Con precisione appunto notarile, il notaio annota le ultime volontà e lascia la casa per registrare il testamento. Allora Schicchi sbatte fuori e malamente anche i parenti: quella casa, ora, è sua! Restano solo Rinuccio e Lauretta, che si potranno sposare e abiteranno lì per sempre. Il commento finale di Gianni Schicchi è recitato verso il pubblico, una sorta di “morale della favola” a richiamar l’applauso: «Ditemi voi, Signori, se i quattrini di Buoso potevan finir meglio di così… per questa bizzarria m’han cacciato all’inferno, e così sia. Ma con licenza del gran padre Dante, se stasera vi siete divertiti, concedetemi voi l’attenuante!».
La musica di Puccini
Veniamo alla musica. La scena del testamento è semplicemente geniale e abbisogna di un grande baritono, che sappia essere anche attore di eccellente qualità. A questo proposito, memorabile fu l’interpretazione di Tito Gobbi, così come oggi è ancora interprete incontrastato Leo Nucci. Le liriche dell’opera sono state scritte dal fiorentino Giovacchino Forzano: uomo poliedrico – avvocato, scrittore, giornalista, regista cinematografico, librettista – e, come tutti i toscani doc, dotato di quella graffiante comicità che in parte si riversa nell’opera e nell’interpretazione deve emergere non di maniera. I versi presentano una freschezza che sicuramente ha spronato Puccini ad essere altrettanto giovane spiritualmente, nonostante che la sua carriera si avviasse ormai alla fine. Il Trittico, infatti, è il penultimo lavoro che precede l’opera Turandot, rimasta incompleta.
O mio bambino caro
Abbiamo precedentemente indicato l’aria O mio babbino caro quale momento culminante dell’opera e popolarmente conosciuto; la funzionalità di questo brano, eseguito da Lauretta, la figlia di Gianni Schicchi, è quello di convincere il padre ad intervenire a risolvere la situazione. In un primo momento, lui non è convinto, non vuole sentire ragioni, disgustato dall’ingordigia dei presunti eredi della ricchezza di Buoso Donati. Ma la figlia riuscirà a fargli cambiare idea.

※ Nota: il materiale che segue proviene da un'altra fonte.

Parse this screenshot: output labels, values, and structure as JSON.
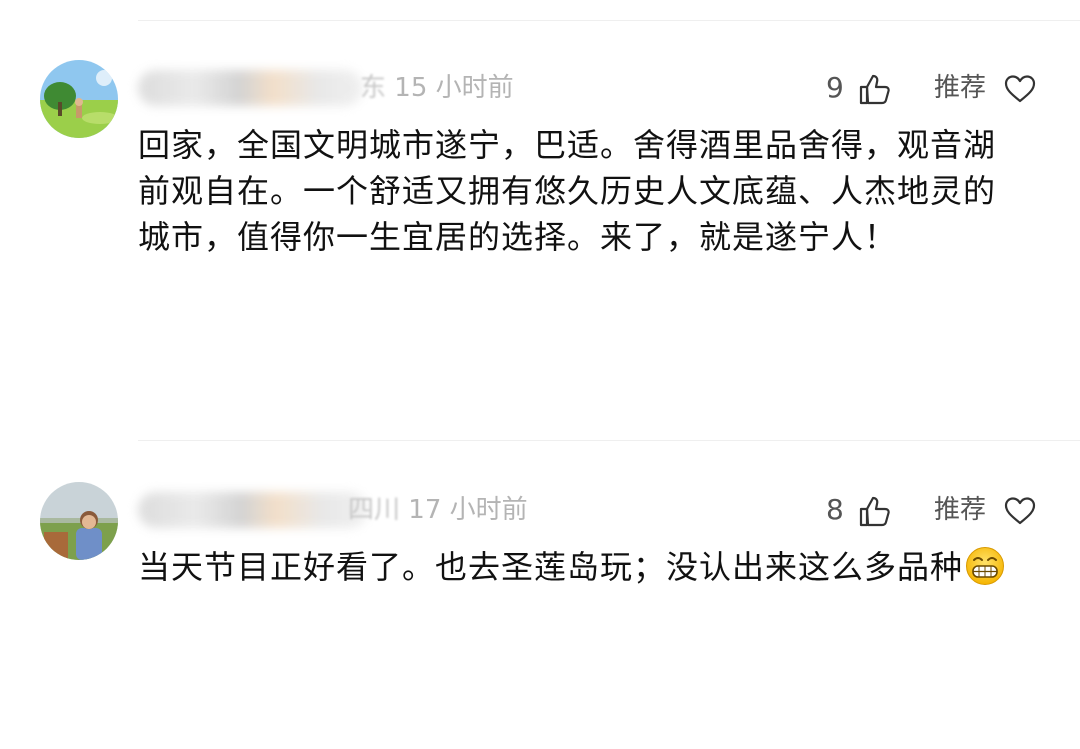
{
  "comments": [
    {
      "username_suffix": "东",
      "time": "15 小时前",
      "likes": "9",
      "recommend_label": "推荐",
      "text": "回家，全国文明城市遂宁，巴适。舍得酒里品舍得，观音湖前观自在。一个舒适又拥有悠久历史人文底蕴、人杰地灵的城市，值得你一生宜居的选择。来了，就是遂宁人！"
    },
    {
      "username_suffix": "四川",
      "time": "17 小时前",
      "likes": "8",
      "recommend_label": "推荐",
      "text": "当天节目正好看了。也去圣莲岛玩；没认出来这么多品种",
      "emoji": "grinning-face-emoji"
    }
  ],
  "icons": {
    "like": "thumbs-up-icon",
    "recommend": "heart-icon"
  },
  "colors": {
    "text": "#111111",
    "meta": "#b4b4b4",
    "divider": "#efefef"
  }
}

Dopo l’introduzione orchestrale, il brano si può suddividere in tre sezioni: la prima parte è l’esposizione tematica in forma regolare di 8 battute con il periodo cadenzato alla Dominante del Lab d’imposto. Segue una ri-esposizione ampliata, un altro periodo regolare di 8 battute al quale si somma, dopo una cadenza evitata, una ulteriore frase di 4 battute che precede la ripresa-coda. In essa si trovano due corone successive per il soprano, che mettono in risalto la sospensione interlocutoria, l’attesa di quella che sarà la risposta di Gianni Schicchi alle suppliche della figlia.
L’intera composizione di O mio babbino caro è saldamente in Lab Maggiore ed è da evidenziare un intervallo che diventa tematico: quello della terza minore ascendente, che in questo caso attribuisce un senso di morbidezza e di delicata femminilità. Ricordiamone il testo:
O mio babbino caro,
Mi piace è bello, bello;
Vo’ andare in Porta Rossa
a comperar l’anello!
Sì, sì, ci voglio andare!
E se l’amassi indarno,
andrei sul Ponte Vecchio,
ma per buttarmi in Arno!
Mi struggo e mi tormento!
O Dio, vorrei morir!
Babbo, pietà, pietà!…
Babbo, pietà, pietà!
Lauretta e Maria Callas
Tra le tante interpreti, memorabile è stata Maria Callas che nei suoi recital sovente inseriva quest’aria nel programma. Ad una attenta osservazione dei filmati a disposizione, è evidente che l’insuperabile interprete applica i suggerimenti indicati da Kostantin Stanislavskij, il celebre regista russo che rivoluzionò il teatro (e anche l’opera lirica) con il suo metodo.
Nella vocalità, nella postura, nell’espressione della Callas, appare quello che Stanislavskij chiamava reviviscenza: il richiamare alla memoria i sentimenti e le emozioni già vissute, affinché rivivano nel personaggio. Nella Lauretta della Callas, osserviamo che la sua supplica verso il padre si tramuta in quella di una bambina che mette in campo tutte le armi emotive per raggiungere lo scopo: piagnucola, sgrana gli occhi innocenti, esibisce la sua fiducia infinita nel padre, che nessuno avrebbe il coraggio di deludere, così come nessuno avrebbe il coraggio di ferire una bimba così ingenua, delicata, innamorata.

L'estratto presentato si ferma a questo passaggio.